The chart illustrates my Narrative of America and The Depression and World War II: the enormous impetus of the end of the War required to be reined in up until the 1980s; after that, it was a different story.

The War did not end the Depression; the way the War ended ensured the end of the Depression.
It was not the spending in the War; it was the set of particular circumstances at the end of hostilities:

The Depression and War created a group of people who were uniquely bred under the threat of deprivation, and the threat of death or enslavement to tyranny. They weren't perfect, but they were fighters.

The War lasted just long enough; it created a certain set of attitudes, and it did not drag on to mutually exhaust the combatants. If it had exhausted even the victors, quite a different history would have played out.

The War devastated just thoroughly enough that the victors could embark on massive rebuilding of the devastated areas, thus creating a enormous economic boom of real goods.

The War engendered a dangerous stand-off called the Cold War, which called for sustained levels of investment in weapons, infrastructure ( the inmterstate highway system, for example ) , education ( the response to Sputnik ), the exploration of space, and other areas seen essential to endure in and "win" in this Cold War. Yet, this Cold War never did turn into a nuclear holocaust. The participants remained essentially loyal to Humanity, and they did not destroy the plant - one of the greatest moral victories of mankind.

This boom peaked in the inflation of the early Reagan years: this was the acme of the effects of WW II. Ever since then, we are declining. Even the Electronic Boom of the 1990s called forth only enough heated inflation to warrant a relatively minor Fed correction...but by this time, we were all about creating asset booms anyway, even though we didn't call them that.
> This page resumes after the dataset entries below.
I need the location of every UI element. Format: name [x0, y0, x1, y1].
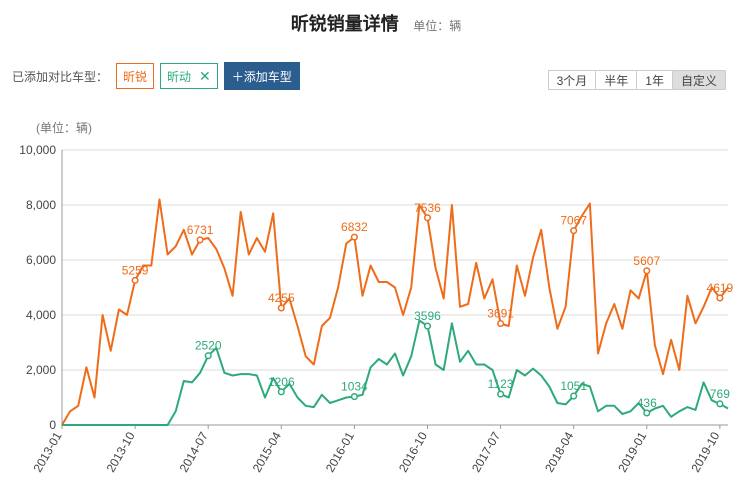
compare-chip-1[interactable]: 昕锐: [116, 63, 155, 89]
series-lines: [61, 198, 729, 426]
data-label: 1051: [560, 379, 587, 393]
range-button-3m[interactable]: 3个月: [547, 70, 597, 90]
data-label: 6832: [341, 220, 368, 234]
data-point-marker[interactable]: [350, 233, 358, 241]
data-point-marker[interactable]: [423, 322, 432, 330]
data-point-marker[interactable]: [570, 392, 578, 400]
data-label: 4619: [707, 281, 734, 295]
x-tick-label: 2019-01: [615, 429, 649, 474]
x-tick-label: 2016-01: [323, 429, 357, 474]
compare-label: 已添加对比车型：: [12, 69, 109, 84]
compare-chip-1-label: 昕锐: [123, 69, 148, 84]
data-label: 2520: [195, 339, 222, 353]
data-label: 5607: [633, 254, 660, 268]
page-title: 昕锐销量详情: [290, 14, 399, 34]
data-point-marker[interactable]: [716, 400, 724, 408]
series-line-2[interactable]: [62, 319, 729, 426]
y-axis-label: (单位：辆): [36, 120, 92, 135]
compare-bar: 已添加对比车型： 昕锐 昕动 ✕ ＋添加车型: [12, 62, 300, 90]
y-tick-label: 8,000: [26, 198, 56, 212]
x-tick-label: 2015-04: [250, 429, 284, 474]
y-tick-label: 6,000: [26, 253, 56, 267]
data-label: 7536: [414, 201, 441, 215]
data-label: 5259: [122, 263, 149, 277]
data-label: 1123: [488, 377, 514, 391]
data-point-marker[interactable]: [350, 393, 358, 401]
compare-chip-2-label: 昕动: [167, 69, 192, 84]
y-tick-label: 0: [49, 418, 56, 432]
data-label: 7067: [560, 214, 587, 228]
data-point-marker[interactable]: [497, 390, 505, 398]
x-tick-label: 2018-04: [542, 429, 576, 474]
x-tick-label: 2019-10: [688, 429, 722, 474]
y-tick-label: 2,000: [26, 363, 56, 377]
remove-compare-icon[interactable]: ✕: [199, 67, 211, 84]
data-label: 1206: [268, 375, 295, 389]
data-points: 5259 6731 4255 6832 7536 3691 7067 5607 4619 2520…: [122, 201, 734, 417]
data-point-marker[interactable]: [570, 227, 578, 235]
data-label: 4255: [268, 291, 295, 305]
data-point-marker[interactable]: [277, 388, 285, 396]
data-point-marker[interactable]: [196, 236, 204, 244]
data-label: 436: [637, 396, 657, 410]
x-tick-label: 2017-07: [469, 429, 503, 474]
data-point-marker[interactable]: [716, 294, 724, 302]
data-point-marker[interactable]: [204, 352, 212, 360]
data-point-marker[interactable]: [643, 267, 651, 275]
y-tick-label: 4,000: [26, 308, 56, 322]
data-point-marker[interactable]: [643, 409, 651, 417]
range-selector: 3个月 半年 1年 自定义: [547, 70, 726, 90]
data-label: 769: [710, 387, 730, 401]
y-tick-label: 10,000: [19, 143, 56, 157]
data-point-marker[interactable]: [131, 276, 139, 284]
add-model-button[interactable]: ＋添加车型: [223, 62, 300, 90]
data-label: 1034: [341, 380, 368, 394]
data-label: 3691: [487, 306, 514, 320]
x-tick-label: 2013-01: [30, 429, 64, 474]
chart-header: 昕锐销量详情 单位：辆: [0, 10, 752, 36]
data-label: 3596: [414, 309, 441, 323]
x-tick-label: 2016-10: [396, 429, 430, 474]
x-axis: 2013-01 2013-10 2014-07 2015-04 2016-01 2016-…: [30, 425, 723, 475]
series-line-1[interactable]: [61, 198, 729, 426]
compare-chip-2[interactable]: 昕动 ✕: [160, 63, 218, 89]
range-button-custom[interactable]: 自定义: [671, 70, 726, 90]
y-axis: 0 2,000 4,000 6,000 8,000 10,000: [19, 143, 63, 432]
data-point-marker[interactable]: [277, 304, 285, 312]
chart-grid: [62, 149, 728, 426]
x-tick-label: 2014-07: [177, 429, 211, 474]
data-label: 6731: [187, 223, 214, 237]
data-point-marker[interactable]: [423, 214, 432, 222]
unit-label: 单位：辆: [413, 19, 462, 33]
data-point-marker[interactable]: [497, 319, 505, 328]
x-tick-label: 2013-10: [104, 429, 138, 474]
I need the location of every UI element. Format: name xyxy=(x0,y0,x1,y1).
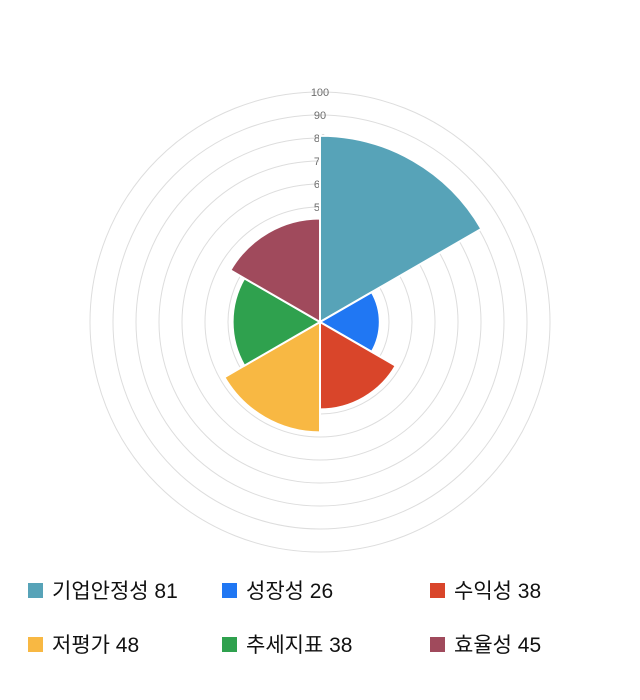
legend-item-1[interactable]: 성장성 26 xyxy=(222,576,430,604)
radial-tick-label: 90 xyxy=(314,110,326,122)
legend-label: 저평가 48 xyxy=(52,634,140,657)
chart-sector-0[interactable] xyxy=(319,134,483,323)
grid-circle xyxy=(89,91,551,553)
legend-item-5[interactable]: 효율성 45 xyxy=(430,630,640,658)
legend-item-2[interactable]: 수익성 38 xyxy=(430,576,640,604)
legend-swatch xyxy=(222,636,237,652)
polar-area-chart: 1009080706050 xyxy=(89,87,551,553)
grid-circle xyxy=(112,114,528,530)
legend-item-3[interactable]: 저평가 48 xyxy=(28,630,222,658)
chart-sector-1[interactable] xyxy=(319,291,381,353)
legend-swatch xyxy=(28,636,43,652)
legend-swatch xyxy=(430,582,445,598)
chart-sector-3[interactable] xyxy=(223,321,321,434)
legend-swatch xyxy=(28,582,43,598)
legend-label: 추세지표 38 xyxy=(246,634,353,657)
legend-swatch xyxy=(430,636,445,652)
legend-label: 성장성 26 xyxy=(246,580,334,603)
radial-tick-label: 100 xyxy=(311,87,329,99)
chart-sector-2[interactable] xyxy=(319,321,397,411)
legend-label: 기업안정성 81 xyxy=(52,580,178,603)
chart-legend: 기업안정성 81 성장성 26 수익성 38 저평가 48 추세지표 38 효율성 45 xyxy=(0,576,640,658)
legend-swatch xyxy=(222,582,237,598)
legend-item-4[interactable]: 추세지표 38 xyxy=(222,630,430,658)
chart-sector-5[interactable] xyxy=(229,217,321,323)
legend-label: 수익성 38 xyxy=(454,580,542,603)
chart-sector-4[interactable] xyxy=(231,277,321,367)
legend-label: 효율성 45 xyxy=(454,634,542,657)
legend-item-0[interactable]: 기업안정성 81 xyxy=(28,576,222,604)
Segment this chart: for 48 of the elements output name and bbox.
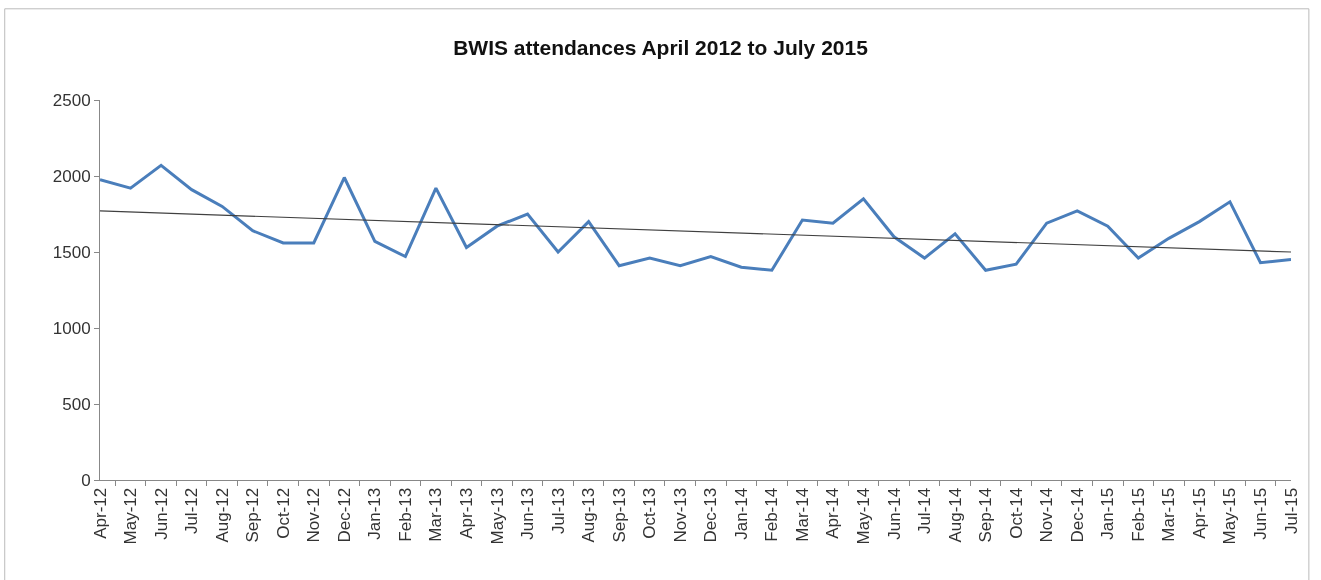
y-tick-label: 2000 bbox=[52, 166, 91, 186]
x-tick-label: Dec-14 bbox=[1067, 487, 1087, 543]
x-tick-label: Feb-13 bbox=[395, 487, 415, 542]
x-tick-label: May-13 bbox=[487, 487, 507, 545]
x-tick-label: Apr-14 bbox=[823, 487, 843, 539]
x-tick-label: Jun-12 bbox=[151, 487, 171, 540]
x-tick-label: Feb-14 bbox=[762, 487, 782, 542]
y-tick-label: 2500 bbox=[52, 90, 91, 110]
x-tick-label: Jan-15 bbox=[1098, 487, 1118, 540]
x-tick-label: Mar-13 bbox=[426, 487, 446, 542]
x-tick-label: Jan-13 bbox=[365, 487, 385, 540]
x-tick-label: Sep-13 bbox=[609, 487, 629, 543]
y-tick-label: 500 bbox=[62, 394, 91, 414]
x-tick-label: Nov-14 bbox=[1037, 487, 1057, 543]
y-tick-label: 0 bbox=[81, 470, 91, 490]
x-tick-label: Mar-14 bbox=[792, 487, 812, 542]
x-tick-label: Oct-13 bbox=[640, 487, 660, 539]
x-tick-label: Sep-12 bbox=[243, 487, 263, 543]
x-tick-label: Apr-13 bbox=[456, 487, 476, 539]
x-tick-label: Jun-13 bbox=[518, 487, 538, 540]
x-tick-label: Jul-13 bbox=[548, 487, 568, 535]
x-tick-label: Aug-14 bbox=[945, 487, 965, 543]
x-tick-label: Aug-13 bbox=[579, 487, 599, 543]
y-tick-label: 1000 bbox=[52, 318, 91, 338]
x-tick-label: Dec-12 bbox=[334, 487, 354, 543]
x-tick-label: Jan-14 bbox=[731, 487, 751, 540]
x-tick-label: Apr-12 bbox=[90, 487, 110, 539]
x-tick-label: Apr-15 bbox=[1189, 487, 1209, 539]
x-tick-label: Jun-14 bbox=[884, 487, 904, 540]
x-tick-label: Dec-13 bbox=[701, 487, 721, 543]
x-tick-label: Oct-12 bbox=[273, 487, 293, 539]
x-tick-label: Jul-15 bbox=[1281, 487, 1301, 535]
x-tick-label: May-12 bbox=[121, 487, 141, 545]
chart-title: BWIS attendances April 2012 to July 2015 bbox=[453, 36, 869, 60]
x-tick-label: Feb-15 bbox=[1128, 487, 1148, 542]
x-tick-label: Jun-15 bbox=[1250, 487, 1270, 540]
x-tick-label: Mar-15 bbox=[1159, 487, 1179, 542]
x-tick-label: Sep-14 bbox=[976, 487, 996, 543]
line-series bbox=[100, 163, 1291, 272]
x-tick-label: Jul-14 bbox=[915, 487, 935, 535]
x-tick-label: May-14 bbox=[853, 487, 873, 545]
x-tick-label: Nov-13 bbox=[670, 487, 690, 543]
x-tick-label: Oct-14 bbox=[1006, 487, 1026, 539]
y-tick-label: 1500 bbox=[52, 242, 91, 262]
x-tick-label: May-15 bbox=[1220, 487, 1240, 545]
x-tick-label: Nov-12 bbox=[304, 487, 324, 543]
x-tick-label: Jul-12 bbox=[182, 487, 202, 535]
x-tick-label: Aug-12 bbox=[212, 487, 232, 543]
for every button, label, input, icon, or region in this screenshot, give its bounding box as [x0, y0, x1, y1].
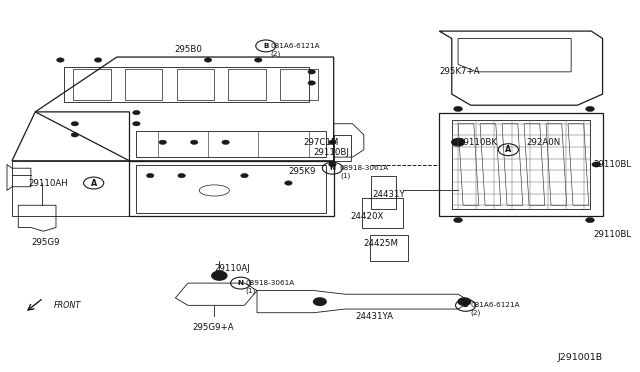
Circle shape — [56, 58, 64, 62]
Text: N: N — [237, 280, 244, 286]
Text: A: A — [505, 145, 511, 154]
Circle shape — [71, 122, 79, 126]
Circle shape — [308, 81, 316, 85]
Circle shape — [71, 133, 79, 137]
Circle shape — [586, 218, 595, 223]
Circle shape — [255, 58, 262, 62]
Text: 295B0: 295B0 — [174, 45, 202, 54]
Text: N: N — [330, 165, 335, 171]
Text: 29110BL: 29110BL — [594, 160, 632, 169]
Circle shape — [212, 271, 227, 280]
Circle shape — [132, 110, 140, 115]
Circle shape — [285, 181, 292, 185]
Text: 081A6-6121A: 081A6-6121A — [271, 43, 321, 49]
Circle shape — [222, 140, 229, 144]
Text: 08918-3061A: 08918-3061A — [246, 280, 295, 286]
Circle shape — [454, 218, 463, 223]
Circle shape — [329, 140, 336, 144]
Text: 081A6-6121A: 081A6-6121A — [470, 302, 520, 308]
Circle shape — [454, 106, 463, 112]
Circle shape — [452, 138, 465, 146]
Text: 295K7+A: 295K7+A — [439, 67, 480, 76]
Text: B: B — [263, 43, 269, 49]
Circle shape — [191, 140, 198, 144]
Circle shape — [308, 70, 316, 74]
Text: 24431YA: 24431YA — [355, 312, 394, 321]
Text: 29110BK: 29110BK — [458, 138, 497, 147]
Circle shape — [458, 298, 470, 305]
Text: 24425M: 24425M — [364, 239, 399, 248]
Circle shape — [329, 162, 336, 167]
Text: 29110AH: 29110AH — [28, 179, 68, 187]
Circle shape — [314, 298, 326, 305]
Text: FRONT: FRONT — [54, 301, 81, 310]
Text: 295K9: 295K9 — [289, 167, 316, 176]
Circle shape — [147, 173, 154, 178]
Text: B: B — [463, 302, 468, 308]
Text: 29110BJ: 29110BJ — [314, 148, 349, 157]
Circle shape — [592, 162, 601, 167]
Circle shape — [241, 173, 248, 178]
Text: 292A0N: 292A0N — [526, 138, 560, 147]
Text: 29110AJ: 29110AJ — [214, 264, 250, 273]
Text: (2): (2) — [470, 310, 481, 316]
Text: (1): (1) — [340, 172, 350, 179]
Circle shape — [159, 140, 166, 144]
Text: 295G9: 295G9 — [31, 238, 60, 247]
Circle shape — [132, 122, 140, 126]
Text: 08918-3061A: 08918-3061A — [340, 165, 389, 171]
Circle shape — [204, 58, 212, 62]
Circle shape — [94, 58, 102, 62]
Text: A: A — [90, 179, 97, 187]
Text: 24420X: 24420X — [350, 212, 383, 221]
Text: 295G9+A: 295G9+A — [192, 323, 234, 332]
Circle shape — [586, 106, 595, 112]
Text: 29110BL: 29110BL — [594, 230, 632, 240]
Text: (1): (1) — [246, 287, 256, 294]
Text: J291001B: J291001B — [557, 353, 603, 362]
Text: 24431Y: 24431Y — [372, 190, 405, 199]
Text: 297C1M: 297C1M — [303, 138, 339, 147]
Circle shape — [178, 173, 186, 178]
Text: (2): (2) — [271, 50, 281, 57]
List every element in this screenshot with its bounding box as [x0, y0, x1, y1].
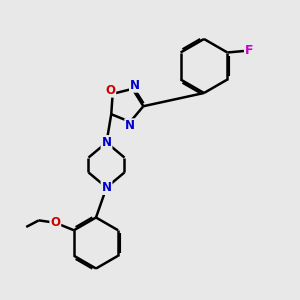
Text: N: N	[125, 119, 135, 132]
Text: O: O	[50, 216, 60, 229]
Text: F: F	[245, 44, 254, 58]
Text: O: O	[105, 84, 115, 97]
Text: N: N	[101, 136, 112, 149]
Text: N: N	[130, 79, 140, 92]
Text: N: N	[101, 181, 112, 194]
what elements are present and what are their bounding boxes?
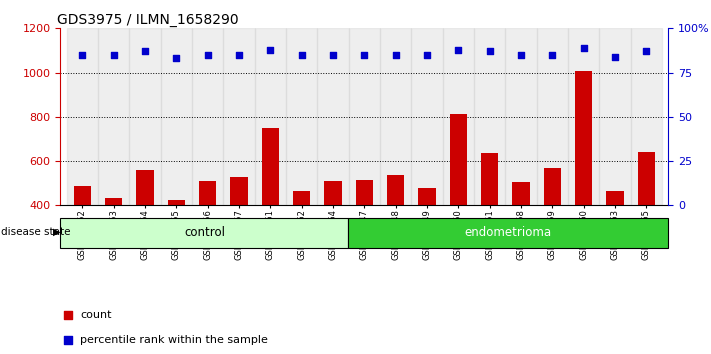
Point [390, 52, 402, 58]
Bar [481, 153, 498, 205]
Text: control: control [184, 226, 225, 239]
Text: ▶: ▶ [53, 227, 60, 237]
Bar [575, 72, 592, 205]
Bar [192, 28, 223, 205]
Text: percentile rank within the sample: percentile rank within the sample [80, 335, 268, 344]
Bar [67, 28, 98, 205]
Bar [387, 176, 405, 205]
Text: count: count [80, 310, 112, 320]
Point [359, 52, 370, 58]
Bar [450, 114, 467, 205]
Bar [230, 177, 247, 205]
Bar [317, 28, 348, 205]
Bar [255, 28, 286, 205]
Bar [537, 28, 568, 205]
Point [264, 47, 276, 52]
Bar [60, 218, 348, 248]
Point [62, 337, 73, 342]
Bar [286, 28, 317, 205]
Point [327, 52, 338, 58]
Bar [161, 28, 192, 205]
Bar [599, 28, 631, 205]
Point [578, 45, 589, 51]
Point [202, 52, 213, 58]
Bar [74, 186, 91, 205]
Bar [638, 152, 655, 205]
Bar [356, 180, 373, 205]
Bar [348, 28, 380, 205]
Point [139, 48, 151, 54]
Text: disease state: disease state [1, 227, 70, 237]
Bar [168, 200, 185, 205]
Bar [324, 181, 342, 205]
Point [77, 52, 88, 58]
Point [171, 56, 182, 61]
Bar [293, 191, 310, 205]
Point [453, 47, 464, 52]
Bar [419, 188, 436, 205]
Point [515, 52, 527, 58]
Bar [223, 28, 255, 205]
Bar [199, 181, 216, 205]
Bar [129, 28, 161, 205]
Bar [506, 28, 537, 205]
Point [62, 312, 73, 318]
Bar [348, 218, 668, 248]
Bar [412, 28, 443, 205]
Bar [474, 28, 506, 205]
Text: GDS3975 / ILMN_1658290: GDS3975 / ILMN_1658290 [58, 13, 239, 27]
Point [641, 48, 652, 54]
Bar [262, 128, 279, 205]
Point [547, 52, 558, 58]
Point [422, 52, 433, 58]
Bar [443, 28, 474, 205]
Bar [631, 28, 662, 205]
Bar [513, 182, 530, 205]
Text: endometrioma: endometrioma [465, 226, 552, 239]
Bar [606, 191, 624, 205]
Bar [544, 168, 561, 205]
Point [609, 54, 621, 59]
Bar [105, 198, 122, 205]
Point [233, 52, 245, 58]
Bar [98, 28, 129, 205]
Point [484, 48, 496, 54]
Point [108, 52, 119, 58]
Bar [568, 28, 599, 205]
Point [296, 52, 307, 58]
Bar [137, 170, 154, 205]
Bar [380, 28, 412, 205]
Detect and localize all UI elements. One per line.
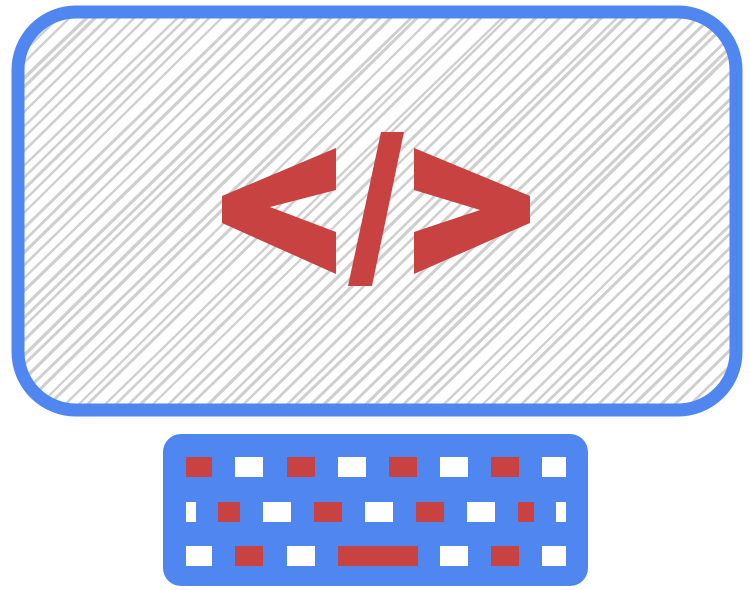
- hatch-stroke: [204, 16, 637, 406]
- hatch-stroke: [371, 16, 732, 406]
- hatch-stroke: [22, 16, 166, 406]
- hatch-stroke: [504, 16, 732, 406]
- hatch-stroke: [22, 16, 270, 406]
- hatch-stroke: [22, 16, 128, 406]
- keyboard-key: [235, 546, 263, 566]
- hatch-stroke: [173, 16, 612, 406]
- hatch-stroke: [22, 16, 154, 406]
- hatch-stroke: [22, 16, 327, 406]
- hatch-stroke: [397, 16, 732, 406]
- keyboard-key: [263, 502, 291, 522]
- hatch-stroke: [214, 16, 645, 406]
- code-brackets-icon: [222, 132, 530, 286]
- hatch-stroke: [22, 16, 387, 406]
- hatch-stroke: [226, 16, 657, 406]
- keyboard-key: [491, 546, 519, 566]
- hatch-stroke: [357, 16, 732, 406]
- hatch-stroke: [22, 16, 198, 406]
- keyboard-key: [440, 546, 468, 566]
- hatch-stroke: [22, 16, 116, 406]
- hatch-stroke: [22, 16, 219, 406]
- hatch-stroke: [22, 16, 375, 406]
- hatch-stroke: [616, 16, 732, 406]
- hatch-stroke: [135, 16, 567, 406]
- hatch-stroke: [22, 16, 361, 406]
- hatch-stroke: [465, 16, 732, 406]
- keyboard-key: [491, 457, 519, 477]
- greater-than-glyph: [414, 148, 530, 274]
- hatch-stroke: [22, 16, 284, 406]
- hatch-stroke: [565, 16, 732, 406]
- hatch-stroke: [450, 16, 732, 406]
- hatch-stroke: [22, 16, 261, 406]
- keyboard-key: [365, 502, 393, 522]
- hatch-stroke: [348, 16, 732, 406]
- keyboard-key: [338, 457, 366, 477]
- keyboard-key: [416, 502, 444, 522]
- hatch-stroke: [538, 16, 732, 406]
- hatch-stroke: [22, 16, 341, 406]
- hatch-stroke: [87, 16, 522, 406]
- monitor-frame: [11, 5, 743, 417]
- keyboard-key: [440, 457, 468, 477]
- hatch-stroke: [318, 16, 732, 406]
- hatch-stroke: [122, 16, 556, 406]
- hatch-stroke: [98, 16, 527, 406]
- keyboard-key: [186, 502, 196, 522]
- keyboard-keys: [186, 457, 566, 566]
- keyboard-key: [235, 457, 263, 477]
- hatch-stroke: [240, 16, 670, 406]
- keyboard-key: [186, 546, 212, 566]
- hatch-stroke: [22, 16, 297, 406]
- hatch-stroke: [22, 16, 108, 406]
- keyboard-key: [287, 546, 315, 566]
- hatch-stroke: [22, 16, 229, 406]
- keyboard-key: [186, 457, 212, 477]
- keyboard-key: [556, 502, 566, 522]
- keyboard-key: [389, 457, 417, 477]
- hatch-stroke: [552, 16, 732, 406]
- hatch-stroke: [22, 16, 206, 406]
- hatch-stroke: [581, 16, 732, 406]
- hatch-stroke: [190, 16, 622, 406]
- hatch-stroke: [22, 16, 411, 406]
- hatch-stroke: [22, 16, 242, 406]
- keyboard-key: [314, 502, 342, 522]
- slash-glyph: [348, 132, 404, 286]
- keyboard-key: [218, 502, 240, 522]
- hatch-stroke: [595, 16, 732, 406]
- screen-hatch-fill: [0, 0, 732, 420]
- hatch-stroke: [474, 16, 732, 406]
- less-than-glyph: [222, 148, 336, 274]
- keyboard-key: [518, 502, 534, 522]
- keyboard-key: [338, 546, 418, 566]
- hatch-stroke: [22, 16, 432, 406]
- hatch-stroke: [628, 16, 732, 406]
- keyboard-key: [467, 502, 495, 522]
- hatch-stroke: [22, 16, 351, 406]
- keyboard-key: [542, 457, 566, 477]
- hatch-stroke: [407, 16, 732, 406]
- hatch-stroke: [437, 16, 732, 406]
- hatch-stroke: [386, 16, 732, 406]
- hatch-stroke: [22, 16, 313, 406]
- hatch-stroke: [426, 16, 732, 406]
- hatch-stroke: [22, 16, 401, 406]
- hatch-stroke: [604, 16, 732, 406]
- hatch-stroke: [487, 16, 732, 406]
- keyboard-key: [542, 546, 566, 566]
- hatch-stroke: [111, 16, 540, 406]
- hatch-stroke: [254, 16, 687, 406]
- hatch-stroke: [22, 16, 179, 406]
- hatch-stroke: [22, 16, 140, 406]
- keyboard-key: [287, 457, 315, 477]
- hatch-stroke: [334, 16, 732, 406]
- hatch-stroke: [643, 16, 732, 406]
- hatch-stroke: [527, 16, 732, 406]
- hatch-stroke: [70, 16, 501, 406]
- hatch-stroke: [0, 0, 11, 420]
Ever since Reagan - whose Vice President, George H.W. Bush was a WW II veteran and would be the last of the WW II era to be president -  we have been acting in a role that did not suit us, and was beyond our means. We always draw parallels between us and Rome, but infallibly we draw the wrong parallels, for the period of time of which we speak we should speak of Rome in the wars with Carthage, and Rome thereafter, as we  read in Polybius

...when a state, after having passed with safety through many and great dangers, arrives at the highest degree of power, and possesses an entire and undisputed sovereignty; it is manifest that the long continuance of prosperity must give birth to costly and luxurious manners, and that the minds of men will be heated with ambitious contest, and become too eager and aspiring in the pursuit of dignities. And as these evils are continually increased, the desire of power and rule, and the imagined ignominy of remaining in a subject state, will first begin to work the ruin of the republic; arrogance and luxury will afterwards advance it: ...
For then, being with rage, and following only the dictates of their passions, they no longer will submit to any control, or be contented with an equal share of the administration, in conjunction with their rulers; but will draw to themselves the entire sovereignty and supreme direction of all affairs.


Dido Builds Carthage

Pop Quiz Question for Baysage:  the period of time from 1954 to the maximum at approximately 1984 is 30 years, give or take 2 years. What is the date 30 years forward from the maximum? Give your answer +/- 2 years.